Gesellschaft Freunde der Künste
wissen wie Pizza oder Currywurst

Das bedingungslose Verschlingen/ Verinnerlichen fremder Worte und Gedanken führt nicht zu Erkenntnis

Was ich mir für uns Menschen wünsche, ist mehr Offenheit, Herzlichkeit und nach außen getragenes Herz. Mittlerweile fressen wir den Inhalt von Lehrbüchern und fremdem "Wissen" zum Teil wie Pizza oder Currywurst ― des Jobs und der Karriere wegen, zumeist. In Sachen Charakterstärke und Herz jedoch funktioniert so etwas nicht.

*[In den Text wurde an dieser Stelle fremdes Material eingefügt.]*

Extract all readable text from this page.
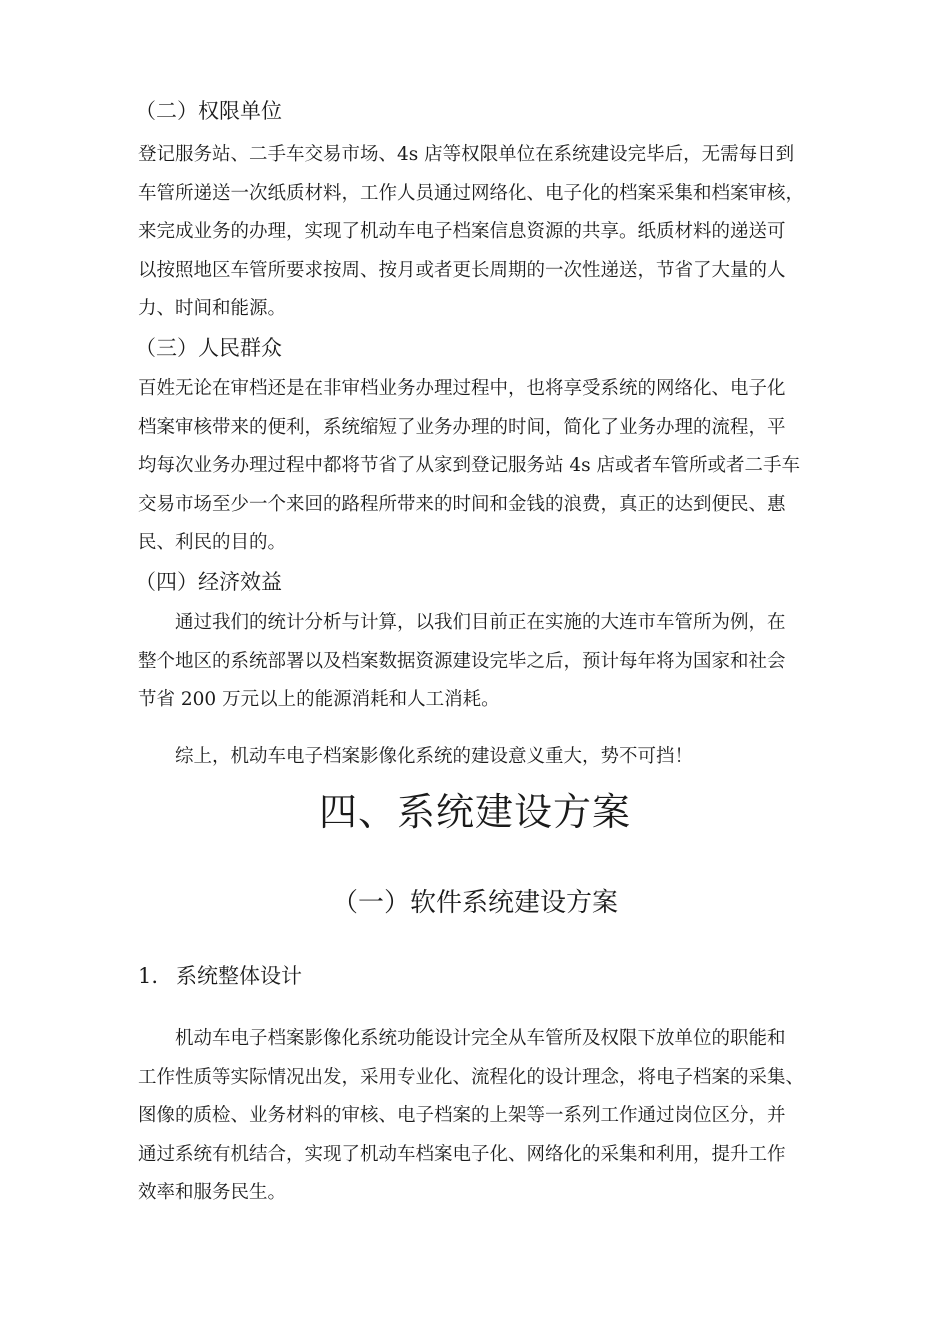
（二）权限单位
登记服务站、二手车交易市场、4s 店等权限单位在系统建设完毕后，无需每日到
车管所递送一次纸质材料，工作人员通过网络化、电子化的档案采集和档案审核，
来完成业务的办理，实现了机动车电子档案信息资源的共享。纸质材料的递送可
以按照地区车管所要求按周、按月或者更长周期的一次性递送，节省了大量的人
力、时间和能源。
（三）人民群众
百姓无论在审档还是在非审档业务办理过程中，也将享受系统的网络化、电子化
档案审核带来的便利，系统缩短了业务办理的时间，简化了业务办理的流程，平
均每次业务办理过程中都将节省了从家到登记服务站 4s 店或者车管所或者二手车
交易市场至少一个来回的路程所带来的时间和金钱的浪费，真正的达到便民、惠
民、利民的目的。
（四）经济效益
通过我们的统计分析与计算，以我们目前正在实施的大连市车管所为例，在
整个地区的系统部署以及档案数据资源建设完毕之后，预计每年将为国家和社会
节省 200 万元以上的能源消耗和人工消耗。
综上，机动车电子档案影像化系统的建设意义重大，势不可挡！
四、系统建设方案
（一）软件系统建设方案
1. 系统整体设计
机动车电子档案影像化系统功能设计完全从车管所及权限下放单位的职能和
工作性质等实际情况出发，采用专业化、流程化的设计理念，将电子档案的采集、
图像的质检、业务材料的审核、电子档案的上架等一系列工作通过岗位区分，并
通过系统有机结合，实现了机动车档案电子化、网络化的采集和利用，提升工作
效率和服务民生。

Sich mit dem Inhalt von Büchern zu füttern und anschließend seine Regale stolz mit besagten zu schmücken ersetzt kein Herz, ebenso wenig wie Menschlichkeit, noch macht es uns gleich gebildet und schlau. Bücher entspringen einer von menschenhand geführten Feder; Menschen können irren. Das geschriebene Wort wird nicht zum unantastbarem, universellen Gesetz, beherbergt es bei aller Wissenschaftlichkeit und Objektivität noch stets ein Maß an Menschlichkeit.

Reden ist silber...Schreiben ist gold

Genau darauf wird jedoch zunehmend Wert gelegt ― auf das bedingungslose verschlingen/ verinnerlichen fremder Worte und Gedanken, als wären sie ein Code, ohne welchen unsere innere Festplatte im gesellschaftlichen Apparat der Normen und Leistung nicht funktioniert. Weder Bücher, noch lernen sind ein Übel. Was Mensch damit gern' und in großem Stil allerdings tut könnte durchaus als ein solches bezeichnet werden. Man wage die Aussagen eines Lehrers anzuzweifeln:

Gerne wird er mit großer Wahrscheinlichkeit auf die Richtigkeit seiner Aussage verweisen, die durch viele Lehrbücher als erwiesen gilt. Zweifel, eine vielleicht durchaus berechtigte Kritik wie Gegenargumente werden dabei gezielt beiseite geschoben. Skeptizismus ist im Lehrplan weniger vorgesehen ― ebenso ein Mensch, der mehr Herz als Wissenerlerner und Arbeiter ist. Wenn eine Richtigkeit bereits vorgegeben ist, wozu sollte Mensch noch für sich selbst wahrnehmen und erkennen?

Wenn Mensch durch das Kennen besagter Richtigkeiten innerhalb der Gesellschaft am gezieltesten vorankommt, wozu sollte er hinterfragen und abseits besagter laufen? Solange er vorankommt, ist nichts davon nötig.

Das wenige an Herz schenkt man sich sodann gut verteilt unter der Familie, wenn es reicht noch für Freunde und gelegentlich in Form eines halbwegs netten Lachens allen anderen. Währenddessen posten wir erneut etliche Zitate von Rumi, Osho, Einstein und co. ― weil das für sich und in sich nicht viel länger von Bedeutung und Wichtigkeit ist.

Gedanken über Gedanken ― mehr wird jetzt nicht mehr gesagt, sondern nur geschwiegen.